The program does not seem to optimize the function using either maximum likelihood formulation
## MWE
library(CVXR)
y <- rpois(n=100, lambda=50)
X <- matrix(rnorm(100), ncol=1)
betaHat <- Variable(1)
obj <- sum(y* log(exp(X %*% betaHat)) - exp(X %*% betaHat))
prob <- Problem(Maximize(obj))
result <- CVXR::solve(prob)
or a Poisson loss formulation
obj <- mean(exp(X %*% betaHat) - y * log(exp(X %*% betaHat)))

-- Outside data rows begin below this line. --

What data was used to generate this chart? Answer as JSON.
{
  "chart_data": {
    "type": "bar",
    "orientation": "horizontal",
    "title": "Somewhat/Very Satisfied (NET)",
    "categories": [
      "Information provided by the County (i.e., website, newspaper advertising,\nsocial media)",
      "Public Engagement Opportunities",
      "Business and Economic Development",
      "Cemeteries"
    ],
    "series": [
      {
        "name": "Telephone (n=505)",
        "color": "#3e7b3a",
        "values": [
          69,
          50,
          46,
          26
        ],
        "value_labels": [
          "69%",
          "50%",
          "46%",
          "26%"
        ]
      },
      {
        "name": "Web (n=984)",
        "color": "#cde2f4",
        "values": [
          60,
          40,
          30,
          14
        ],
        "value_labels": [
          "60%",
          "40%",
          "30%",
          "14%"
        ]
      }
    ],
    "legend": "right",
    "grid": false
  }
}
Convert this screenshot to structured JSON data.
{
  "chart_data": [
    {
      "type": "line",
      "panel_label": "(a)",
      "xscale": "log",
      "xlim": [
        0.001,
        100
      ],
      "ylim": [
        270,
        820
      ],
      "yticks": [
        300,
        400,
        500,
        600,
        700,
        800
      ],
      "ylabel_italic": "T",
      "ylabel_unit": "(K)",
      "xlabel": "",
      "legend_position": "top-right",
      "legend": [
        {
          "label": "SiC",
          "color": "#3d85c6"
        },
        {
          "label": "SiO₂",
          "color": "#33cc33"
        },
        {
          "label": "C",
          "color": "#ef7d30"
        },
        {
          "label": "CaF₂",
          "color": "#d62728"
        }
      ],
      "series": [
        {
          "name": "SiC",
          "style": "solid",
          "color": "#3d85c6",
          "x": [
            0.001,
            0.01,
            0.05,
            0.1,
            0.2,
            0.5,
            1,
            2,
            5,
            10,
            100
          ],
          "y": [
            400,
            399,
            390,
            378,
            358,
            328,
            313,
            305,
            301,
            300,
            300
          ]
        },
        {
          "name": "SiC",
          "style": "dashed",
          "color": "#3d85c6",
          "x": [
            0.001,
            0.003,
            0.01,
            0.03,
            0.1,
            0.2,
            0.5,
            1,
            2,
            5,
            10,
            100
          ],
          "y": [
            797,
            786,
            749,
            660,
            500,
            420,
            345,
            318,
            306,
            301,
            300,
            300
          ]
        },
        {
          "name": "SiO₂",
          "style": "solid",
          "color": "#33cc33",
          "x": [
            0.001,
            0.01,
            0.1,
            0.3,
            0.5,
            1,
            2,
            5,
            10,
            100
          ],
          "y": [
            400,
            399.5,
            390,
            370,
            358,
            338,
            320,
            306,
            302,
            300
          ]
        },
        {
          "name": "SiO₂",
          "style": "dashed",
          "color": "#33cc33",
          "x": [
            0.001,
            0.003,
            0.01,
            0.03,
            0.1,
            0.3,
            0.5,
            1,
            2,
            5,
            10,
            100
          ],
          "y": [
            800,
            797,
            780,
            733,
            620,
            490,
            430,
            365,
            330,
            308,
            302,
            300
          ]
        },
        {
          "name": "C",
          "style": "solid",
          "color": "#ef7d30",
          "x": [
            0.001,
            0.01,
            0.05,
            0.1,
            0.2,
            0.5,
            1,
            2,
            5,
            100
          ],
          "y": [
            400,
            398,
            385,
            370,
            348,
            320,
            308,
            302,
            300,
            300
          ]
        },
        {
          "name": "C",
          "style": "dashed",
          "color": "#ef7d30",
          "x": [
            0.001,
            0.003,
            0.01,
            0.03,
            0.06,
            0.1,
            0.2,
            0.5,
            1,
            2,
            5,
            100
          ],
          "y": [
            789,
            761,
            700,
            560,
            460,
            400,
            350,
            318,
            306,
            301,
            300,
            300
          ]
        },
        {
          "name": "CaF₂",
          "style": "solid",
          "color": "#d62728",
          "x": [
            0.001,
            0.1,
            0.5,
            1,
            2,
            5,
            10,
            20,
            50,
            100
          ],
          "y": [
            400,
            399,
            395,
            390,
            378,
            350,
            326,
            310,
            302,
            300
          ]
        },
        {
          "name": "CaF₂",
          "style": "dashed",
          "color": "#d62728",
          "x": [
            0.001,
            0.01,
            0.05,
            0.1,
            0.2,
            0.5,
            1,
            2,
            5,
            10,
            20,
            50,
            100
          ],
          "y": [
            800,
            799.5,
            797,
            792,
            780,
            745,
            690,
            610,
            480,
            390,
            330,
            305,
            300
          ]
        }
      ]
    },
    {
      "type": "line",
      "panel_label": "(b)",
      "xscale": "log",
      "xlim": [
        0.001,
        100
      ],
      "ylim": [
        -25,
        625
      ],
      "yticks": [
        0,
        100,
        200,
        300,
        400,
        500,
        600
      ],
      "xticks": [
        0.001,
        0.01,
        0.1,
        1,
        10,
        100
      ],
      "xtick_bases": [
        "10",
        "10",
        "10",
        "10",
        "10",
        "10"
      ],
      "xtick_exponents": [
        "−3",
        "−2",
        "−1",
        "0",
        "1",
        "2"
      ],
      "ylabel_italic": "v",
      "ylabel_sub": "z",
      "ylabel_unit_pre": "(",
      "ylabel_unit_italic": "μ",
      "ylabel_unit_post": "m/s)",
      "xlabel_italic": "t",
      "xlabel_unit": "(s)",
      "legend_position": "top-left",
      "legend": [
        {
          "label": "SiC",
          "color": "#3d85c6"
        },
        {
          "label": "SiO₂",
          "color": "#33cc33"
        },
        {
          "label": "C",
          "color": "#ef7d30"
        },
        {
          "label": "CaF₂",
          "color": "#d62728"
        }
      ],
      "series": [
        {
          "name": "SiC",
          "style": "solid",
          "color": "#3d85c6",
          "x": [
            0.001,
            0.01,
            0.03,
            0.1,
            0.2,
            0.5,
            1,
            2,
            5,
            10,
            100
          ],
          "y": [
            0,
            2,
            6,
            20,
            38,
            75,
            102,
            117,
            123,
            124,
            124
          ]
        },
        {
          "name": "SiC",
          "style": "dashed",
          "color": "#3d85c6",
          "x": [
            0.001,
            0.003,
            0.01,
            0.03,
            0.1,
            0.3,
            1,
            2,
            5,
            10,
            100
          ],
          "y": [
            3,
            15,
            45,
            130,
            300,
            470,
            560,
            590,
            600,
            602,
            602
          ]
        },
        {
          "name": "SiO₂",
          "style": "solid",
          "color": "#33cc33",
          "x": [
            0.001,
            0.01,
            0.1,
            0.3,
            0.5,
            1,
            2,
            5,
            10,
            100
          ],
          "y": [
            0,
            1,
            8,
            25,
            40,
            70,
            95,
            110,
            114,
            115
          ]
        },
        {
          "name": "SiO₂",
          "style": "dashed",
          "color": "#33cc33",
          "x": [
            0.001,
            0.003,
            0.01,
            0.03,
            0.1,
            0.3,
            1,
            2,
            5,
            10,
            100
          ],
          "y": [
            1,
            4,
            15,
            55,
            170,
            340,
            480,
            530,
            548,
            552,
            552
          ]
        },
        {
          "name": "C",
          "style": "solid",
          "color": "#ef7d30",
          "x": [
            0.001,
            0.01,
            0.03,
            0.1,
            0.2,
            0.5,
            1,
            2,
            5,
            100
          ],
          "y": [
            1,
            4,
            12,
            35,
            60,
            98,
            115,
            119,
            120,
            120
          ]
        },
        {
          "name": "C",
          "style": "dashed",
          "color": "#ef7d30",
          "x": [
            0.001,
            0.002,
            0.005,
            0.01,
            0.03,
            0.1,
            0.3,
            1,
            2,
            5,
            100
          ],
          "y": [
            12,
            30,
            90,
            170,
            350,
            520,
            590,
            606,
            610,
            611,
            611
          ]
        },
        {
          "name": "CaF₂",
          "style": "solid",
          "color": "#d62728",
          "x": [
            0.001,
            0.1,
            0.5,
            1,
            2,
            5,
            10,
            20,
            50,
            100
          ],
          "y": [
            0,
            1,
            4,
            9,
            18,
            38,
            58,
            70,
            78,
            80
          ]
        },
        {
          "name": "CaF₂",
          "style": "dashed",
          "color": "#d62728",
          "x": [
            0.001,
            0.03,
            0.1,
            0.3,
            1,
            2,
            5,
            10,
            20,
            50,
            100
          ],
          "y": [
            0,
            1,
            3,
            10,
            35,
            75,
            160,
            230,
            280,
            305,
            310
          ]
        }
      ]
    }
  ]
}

prob <- Problem(Minimize(obj))
result <- CVXR::solve(prob)
returning the error Error in construct_intermediate_chain(object, candidate_solvers, gp = gp) : Problem does not follow DCP rules. However, the problem does follow DGP rules. Consider calling this function with gp = TRUE. Setting gp=TRUE gives an opposite error.
Am I overlooking something?
Not sure what you are trying to do with the logs/exp in the objective. See below. Both ways will yield the same result.
> y <- rpois(n=100, lambda=50)
> X <- matrix(rnorm(100), ncol=1)
> betaHat <- Variable(1)
> obj <- sum(y* X %*% betaHat - exp(X %*% betaHat))
> prob <- Problem(Maximize(obj))
> result <- CVXR::solve(prob)
> result$getValue(betaHat)
[1] 1.496695
> obj <- mean(exp(X %*% betaHat) - y * X %*% betaHat)
> prob <- Problem(Minimize(obj))
> result <- CVXR::solve(prob)
> result$getValue(betaHat)
[1] 1.496695
I see, that's useful. Many thanks!